Küçük is also accused of founding the secret gendarmerie unit JİTEM, which has been blamed for many extrajudicial killings in Turkey.
His name is also familiar to the public due to the links drawn in a parliamentary report to the Susurluk affair. A fatal car accident which took place in Susurluk on Nov. 3, 1996, when a truck collided with a car, revealed ties between the state and the mafia for the first time in Turkish history.
Küçük, who at the time refused a demand from Parliament to explain his knowledge of the incident, was promoted instead to the rank of general by the Turkish Armed Forces (TSK) around the same time.
The public reaction of several former senior commanders to a verdict by a civilian court on the Susurluk affair in May 2002, over five years after the traffic accident, can explain how Küçük managed until recently to get away with all of the accusations leveled against him by civilian courts as well as well as by Parliament.
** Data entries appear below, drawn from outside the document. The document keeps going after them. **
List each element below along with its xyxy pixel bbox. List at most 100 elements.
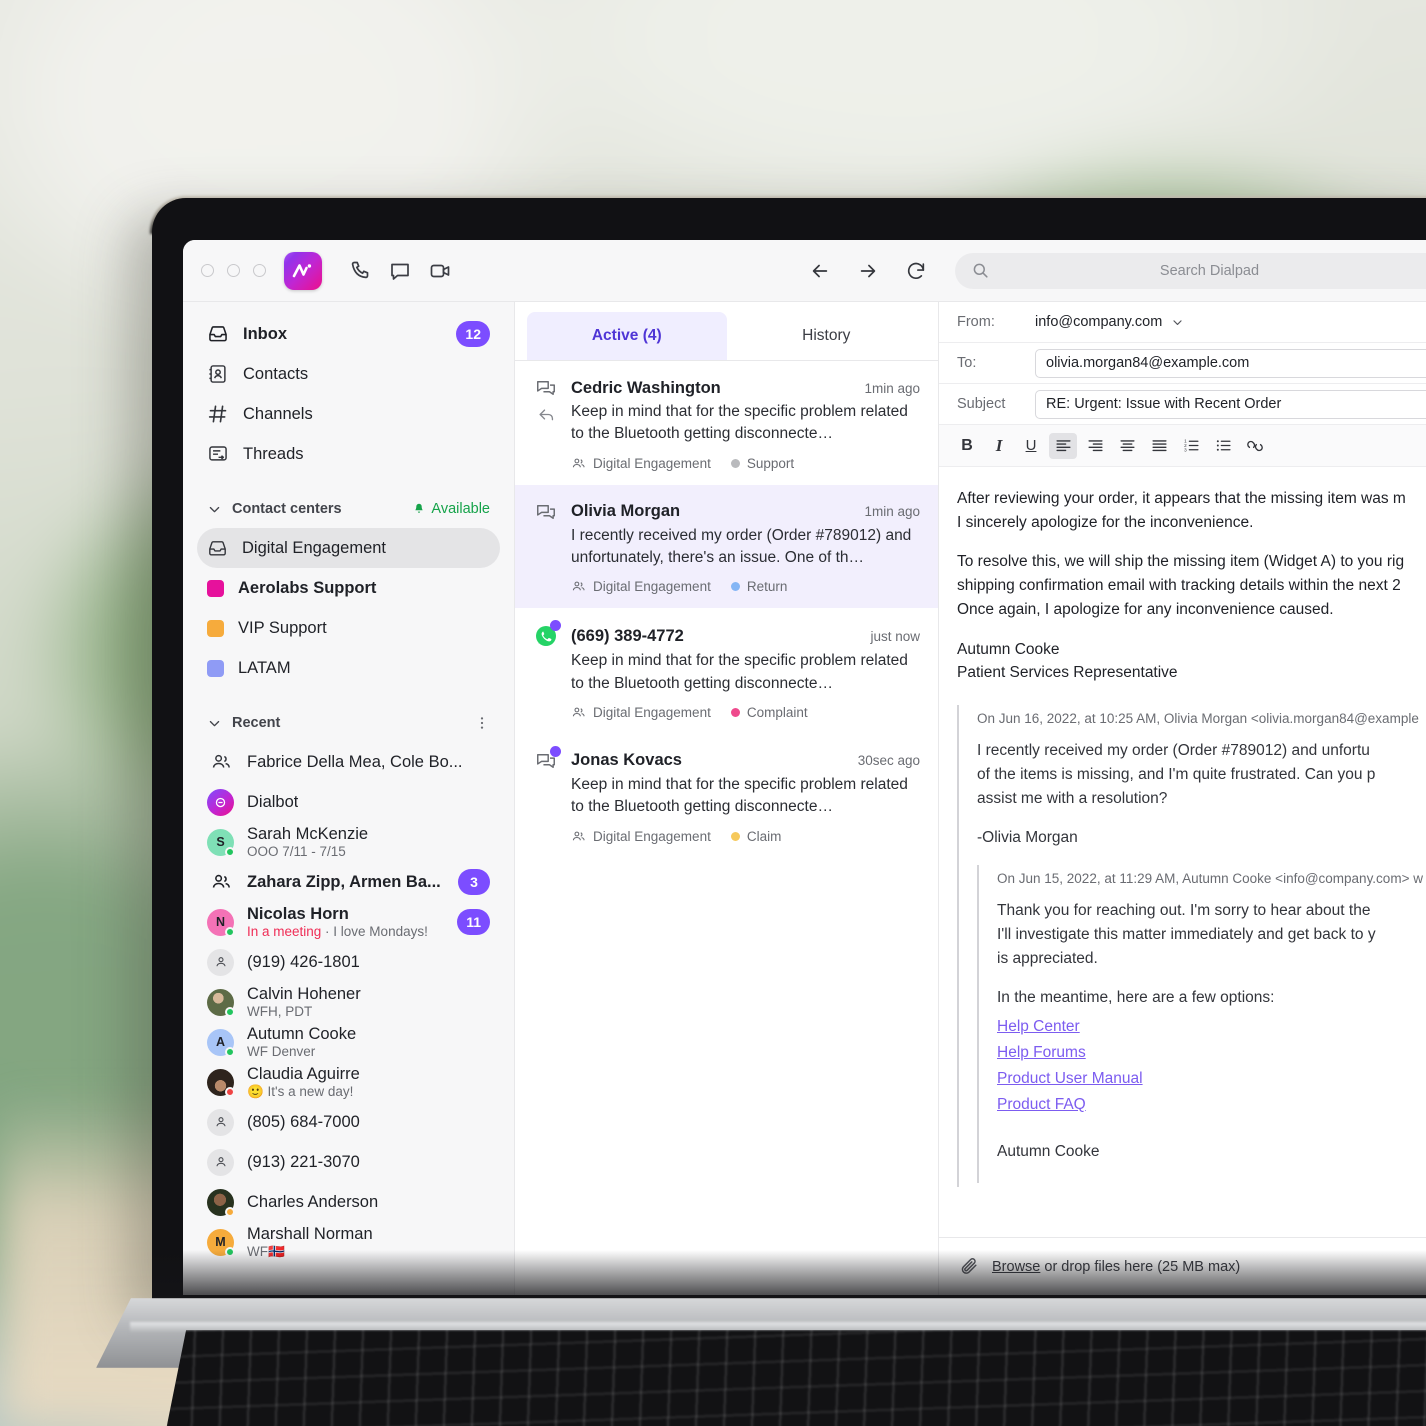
availability-status[interactable]: Available — [412, 501, 490, 517]
body-line: To resolve this, we will ship the missin… — [957, 553, 1405, 571]
chat-outline-icon — [533, 377, 559, 399]
back-icon[interactable] — [803, 254, 837, 288]
list-item[interactable]: Claudia Aguirre 🙂 It's a new day! — [197, 1062, 500, 1102]
conversation-item-cedric-washington[interactable]: Cedric Washington 1min ago Keep in mind … — [515, 361, 938, 485]
link-help-center[interactable]: Help Center — [997, 1014, 1426, 1040]
unread-dot — [550, 620, 561, 632]
maximize-window-button[interactable] — [253, 264, 266, 277]
group-icon — [207, 749, 234, 776]
list-item-name: Autumn Cooke — [247, 1024, 357, 1043]
status-note: · I love Mondays! — [321, 923, 428, 939]
list-item[interactable]: Zahara Zipp, Armen Ba... 3 — [197, 862, 500, 902]
italic-icon[interactable]: I — [985, 433, 1013, 459]
to-input[interactable]: olivia.morgan84@example.com — [1035, 348, 1426, 378]
group-icon — [571, 705, 586, 720]
video-icon[interactable] — [420, 251, 460, 291]
phone-icon[interactable] — [340, 251, 380, 291]
chevron-down-icon — [207, 716, 222, 731]
conversation-time: just now — [870, 628, 920, 644]
laptop-keyboard — [166, 1330, 1426, 1426]
presence-indicator — [225, 1206, 235, 1217]
list-item[interactable]: Calvin Hohener WFH, PDT — [197, 982, 500, 1022]
list-item[interactable]: (919) 426-1801 — [197, 942, 500, 982]
sidebar-item-contacts[interactable]: Contacts — [197, 354, 500, 394]
avatar: N — [207, 908, 235, 937]
close-window-button[interactable] — [201, 264, 214, 277]
chat-outline-icon — [533, 501, 559, 523]
sidebar-item-inbox[interactable]: Inbox 12 — [197, 314, 500, 354]
app-body: Inbox 12 Contacts Channels Threads Conta… — [183, 302, 1426, 1295]
list-item[interactable]: Charles Anderson — [197, 1182, 500, 1222]
search-icon — [971, 261, 990, 280]
tab-history[interactable]: History — [727, 312, 927, 360]
chevron-down-icon[interactable] — [1171, 316, 1184, 329]
list-item-name: Dialbot — [247, 792, 299, 811]
search-input[interactable]: Search Dialpad — [955, 252, 1426, 289]
bullet-list-icon[interactable] — [1209, 433, 1237, 459]
contact-center-digital-engagement[interactable]: Digital Engagement — [197, 528, 500, 568]
sidebar: Inbox 12 Contacts Channels Threads Conta… — [183, 302, 515, 1295]
quote-signoff: Autumn Cooke — [997, 1142, 1100, 1160]
list-item[interactable]: Dialbot — [197, 782, 500, 822]
tag-label: Return — [746, 579, 788, 595]
quote-line: is appreciated. — [997, 949, 1098, 967]
conversation-item-669-389-4772[interactable]: (669) 389-4772 just now Keep in mind tha… — [515, 608, 938, 734]
ordered-list-icon[interactable]: 123 — [1177, 433, 1205, 459]
align-center-icon[interactable] — [1113, 433, 1141, 459]
channel-label: Digital Engagement — [593, 828, 711, 844]
align-left-icon[interactable] — [1049, 432, 1077, 459]
link-help-forums[interactable]: Help Forums — [997, 1040, 1426, 1066]
contact-center-label: VIP Support — [238, 618, 327, 637]
list-item[interactable]: A Autumn Cooke WF Denver — [197, 1022, 500, 1062]
list-item[interactable]: S Sarah McKenzie OOO 7/11 - 7/15 — [197, 822, 500, 862]
bold-icon[interactable]: B — [953, 433, 981, 459]
presence-indicator — [225, 926, 235, 937]
subject-input[interactable]: RE: Urgent: Issue with Recent Order — [1035, 389, 1426, 419]
tab-active[interactable]: Active (4) — [527, 312, 727, 360]
dialpad-logo-icon[interactable] — [284, 251, 322, 290]
align-justify-icon[interactable] — [1145, 433, 1173, 459]
contact-center-latam[interactable]: LATAM — [197, 648, 500, 688]
conversation-item-jonas-kovacs[interactable]: Jonas Kovacs 30sec ago Keep in mind that… — [515, 734, 938, 858]
list-item[interactable]: (913) 221-3070 — [197, 1142, 500, 1182]
sidebar-item-channels[interactable]: Channels — [197, 394, 500, 434]
status-text: In a meeting — [247, 923, 322, 939]
from-value[interactable]: info@company.com — [1035, 314, 1184, 330]
tag-color-dot — [730, 458, 740, 468]
hash-icon — [207, 403, 229, 425]
email-body[interactable]: After reviewing your order, it appears t… — [939, 467, 1426, 1237]
reload-icon[interactable] — [899, 254, 933, 288]
kebab-menu-icon[interactable] — [474, 715, 490, 731]
link-icon[interactable] — [1241, 433, 1269, 459]
forward-icon[interactable] — [851, 254, 885, 288]
from-address: info@company.com — [1035, 314, 1163, 330]
body-line: shipping confirmation email with trackin… — [957, 577, 1401, 595]
tag-label: Support — [746, 455, 795, 471]
underline-icon[interactable]: U — [1017, 433, 1045, 459]
window-traffic-lights[interactable] — [201, 264, 266, 277]
minimize-window-button[interactable] — [227, 264, 240, 277]
list-item-name: Claudia Aguirre — [247, 1064, 360, 1083]
list-item-status: 🙂 It's a new day! — [247, 1083, 354, 1099]
list-item[interactable]: Fabrice Della Mea, Cole Bo... — [197, 742, 500, 782]
quote-paragraph: Thank you for reaching out. I'm sorry to… — [997, 899, 1426, 971]
sidebar-item-threads[interactable]: Threads — [197, 434, 500, 474]
formatting-toolbar: B I U 123 — [939, 425, 1426, 467]
link-product-user-manual[interactable]: Product User Manual — [997, 1066, 1426, 1092]
sidebar-item-label: Contacts — [243, 364, 309, 383]
link-product-faq[interactable]: Product FAQ — [997, 1092, 1426, 1118]
contact-centers-section-header[interactable]: Contact centers Available — [197, 490, 500, 528]
contact-center-label: LATAM — [238, 658, 291, 677]
recent-section-header[interactable]: Recent — [197, 704, 500, 742]
quote-header: On Jun 15, 2022, at 11:29 AM, Autumn Coo… — [997, 870, 1423, 886]
contact-center-vip-support[interactable]: VIP Support — [197, 608, 500, 648]
list-item[interactable]: (805) 684-7000 — [197, 1102, 500, 1142]
conversation-item-olivia-morgan[interactable]: Olivia Morgan 1min ago I recently receiv… — [515, 484, 938, 609]
list-item[interactable]: N Nicolas Horn In a meeting · I love Mon… — [197, 902, 500, 942]
presence-indicator — [225, 1046, 235, 1057]
contact-center-aerolabs-support[interactable]: Aerolabs Support — [197, 568, 500, 608]
align-right-icon[interactable] — [1081, 433, 1109, 459]
message-icon[interactable] — [380, 251, 420, 291]
unread-dot — [550, 745, 561, 757]
bell-icon — [412, 502, 426, 516]
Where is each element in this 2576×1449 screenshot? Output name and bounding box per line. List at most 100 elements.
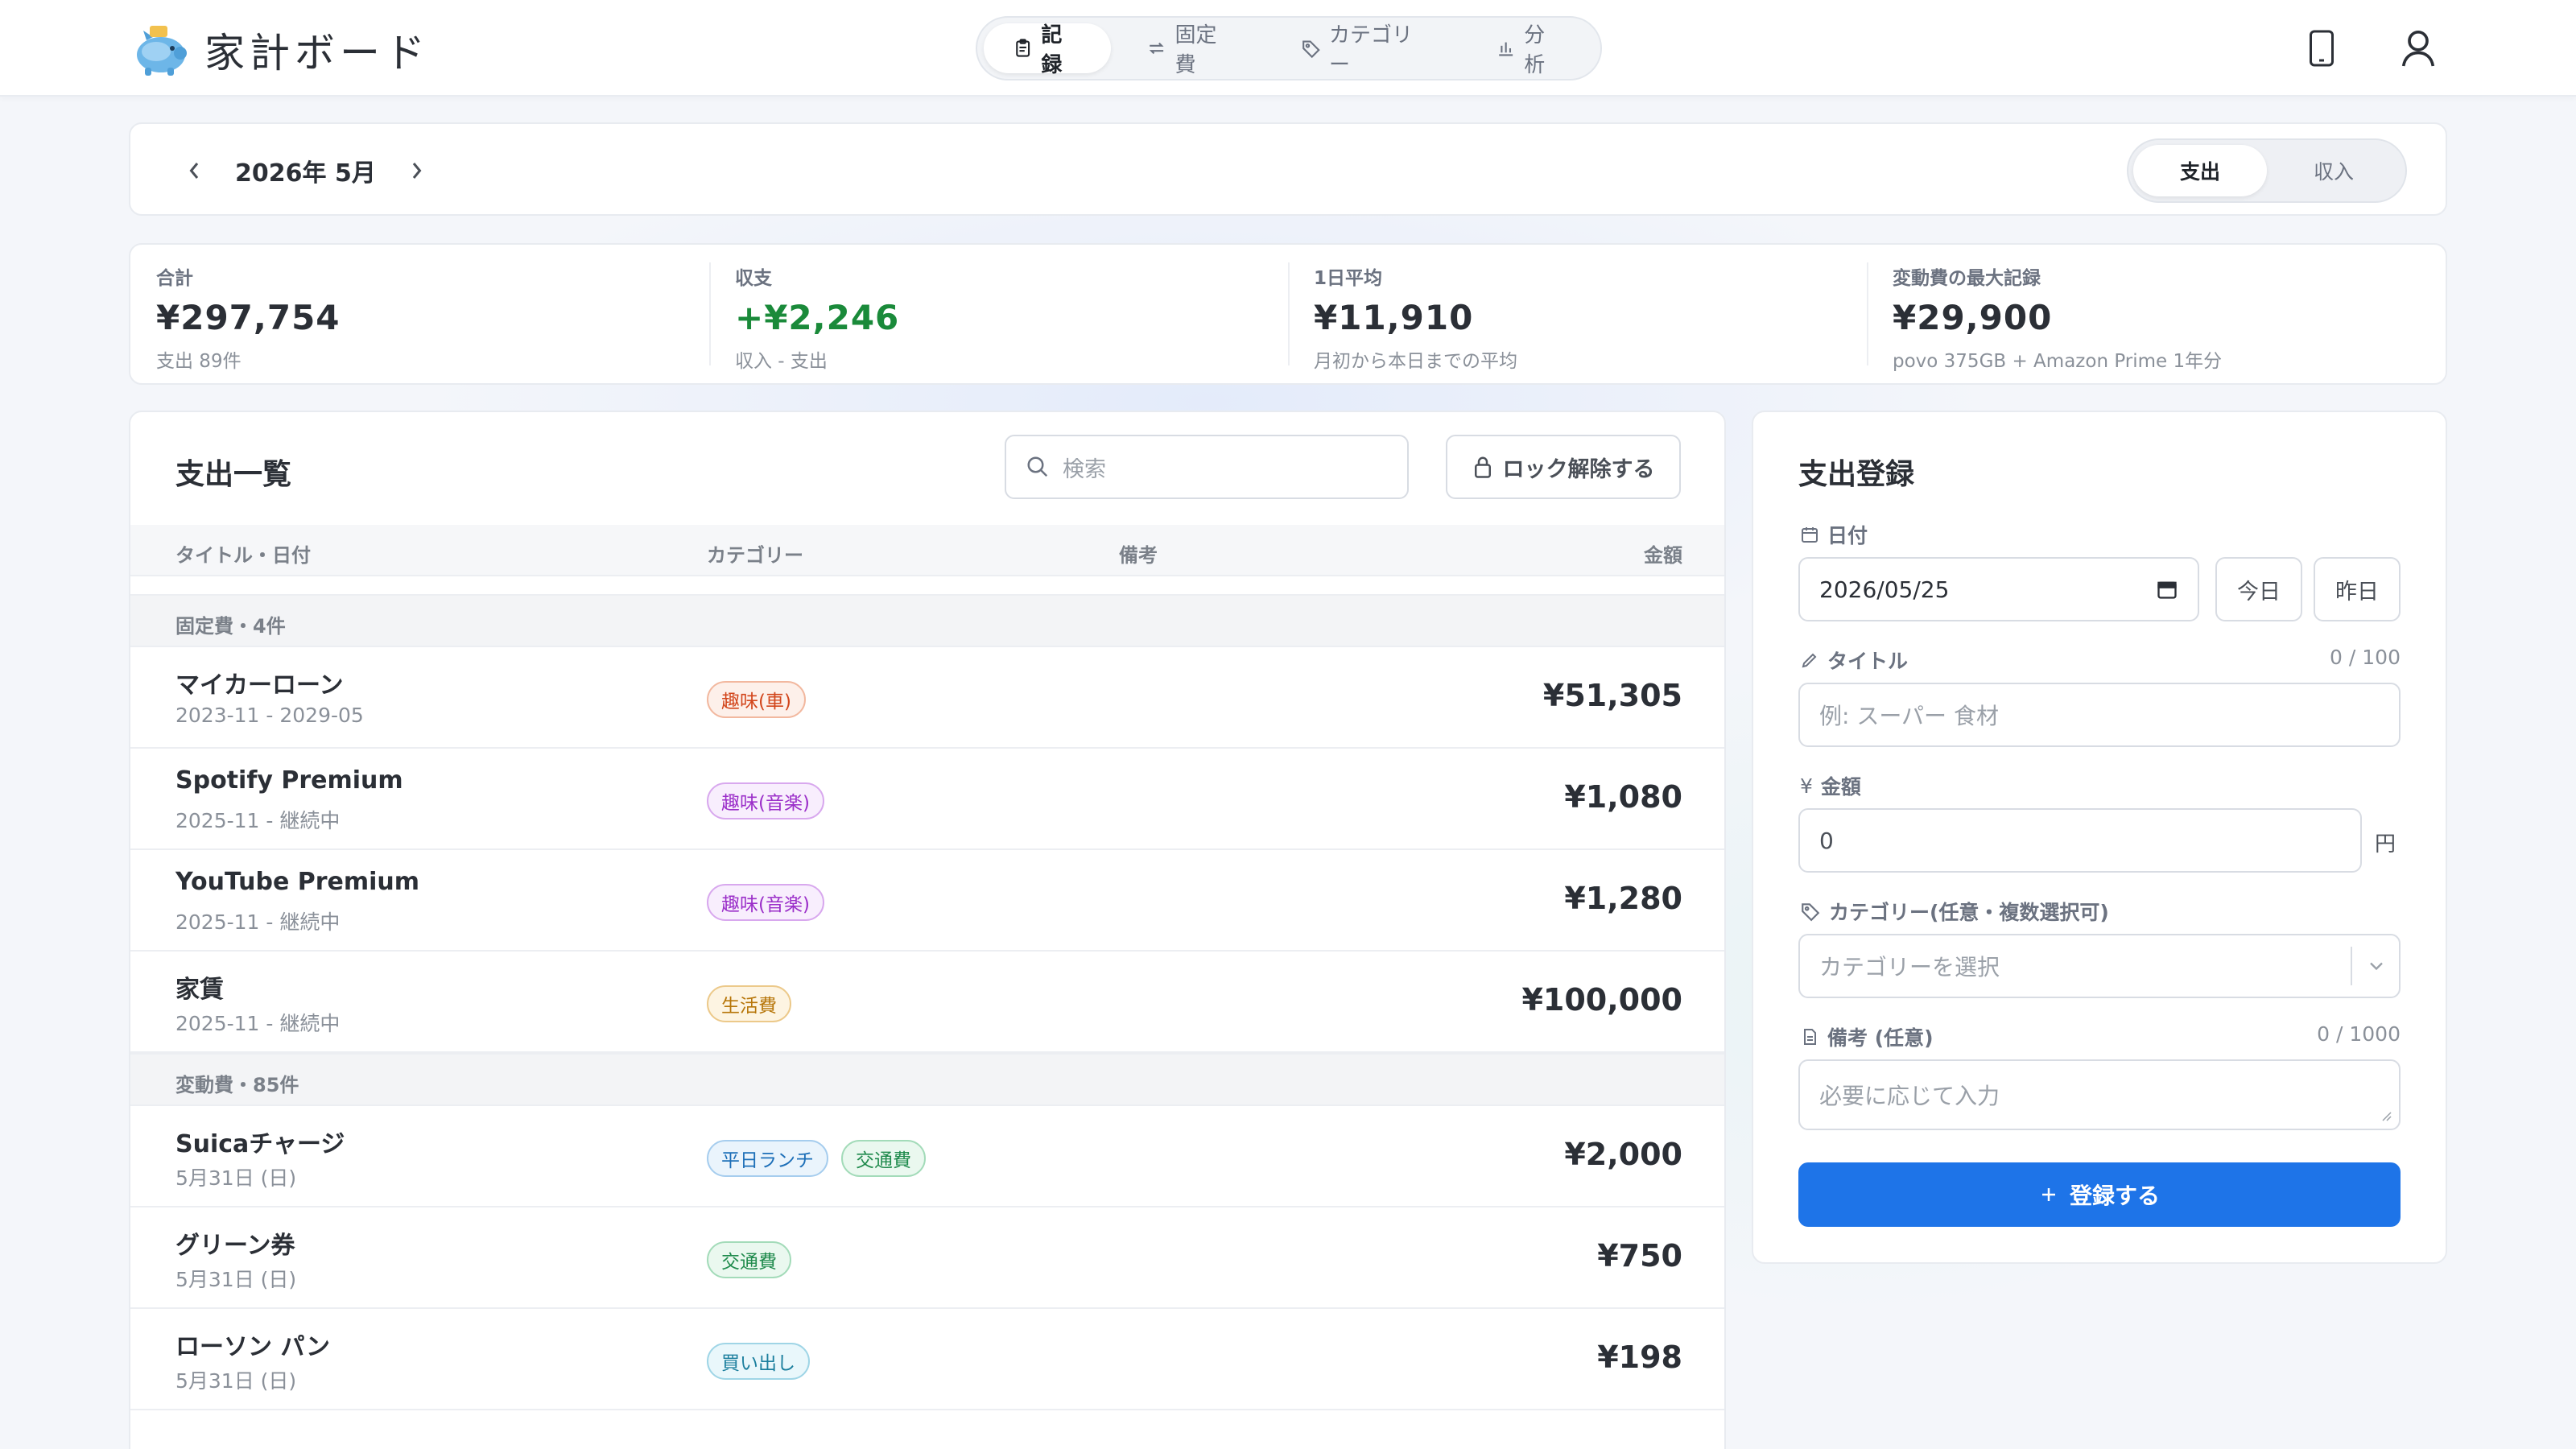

Seven top former generals publicly described Korkut Eken soon after he was put in jail for his involvement in the Susurluk affair as a "hero" who "did his job perfectly and was never disobedient."
Eken, a former official in the National Intelligence Organization (MİT) and a former officer of the Special Operations Department of the TSK, was among those who were sentenced to various prison terms for "leading a criminal gang" in the Susurluk trial.
However, as a sign of political determination in going after gangs, as well as a sign of the Turkish military's greater willingness to help civilian courts prosecute criminals, Küçük was caught and held in custody early this year, 12 years after the Susurluk scandal, on charges that focused on the alleged major role that he played within Ergenekon.
It was not surprising that during the hearings earlier this week, Küçük denied all allegations that had been leveled against him. But time will tell if the prosecutors will be able to prove the charges against Küçük, as well as those of the other defendants.
However, in a development on Tuesday this week, the Supreme Court of Appeals overruled a local court's decision over a 2006 shooting that killed a senior Council of State judge and demanded that links between the shooting and Ergenekon be investigated. This has the potential to open a new phase in the Ergenekon trial. This is in the sense that the Silivri court may now be able to start proving illegal activity by those using the state for dirty operations while intimidating citizens.
The Council of State attack was, at the time, portrayed as if it had been carried out with religious motives. But some parts of the Ergenekon indictment have revealed that some things, such as the bombing of the staunchly secular Cumhuriyet daily's offices as well as the Council of State attacks, might have been the work of the Ergenekon network to engage in illegal acts to weaken the current Islamic-rooted Justice and Development Party (AK Party).
Another promising event this week has been the Silopi prosecutor's decision to launch a probe into executions allegedly carried out by JİTEM.
The prosecutor launched the probe after a criminal complaint had been filed by the Şırnak Bar Association following recent statements by Tuncay Güney, who has alleged that a number of people were executed by JİTEM in the 1990s and that the bodies had been burned with acid and buried in wells located near facilities owned by the state-owned Turkish Pipeline Corporation (BOTAŞ) in Silopi. The prosecutor's office has authorized investigators to locate and open these wells.
The two events have raised hopes once again that justice may be done in purging illegal elements from within the state, even if it comes late.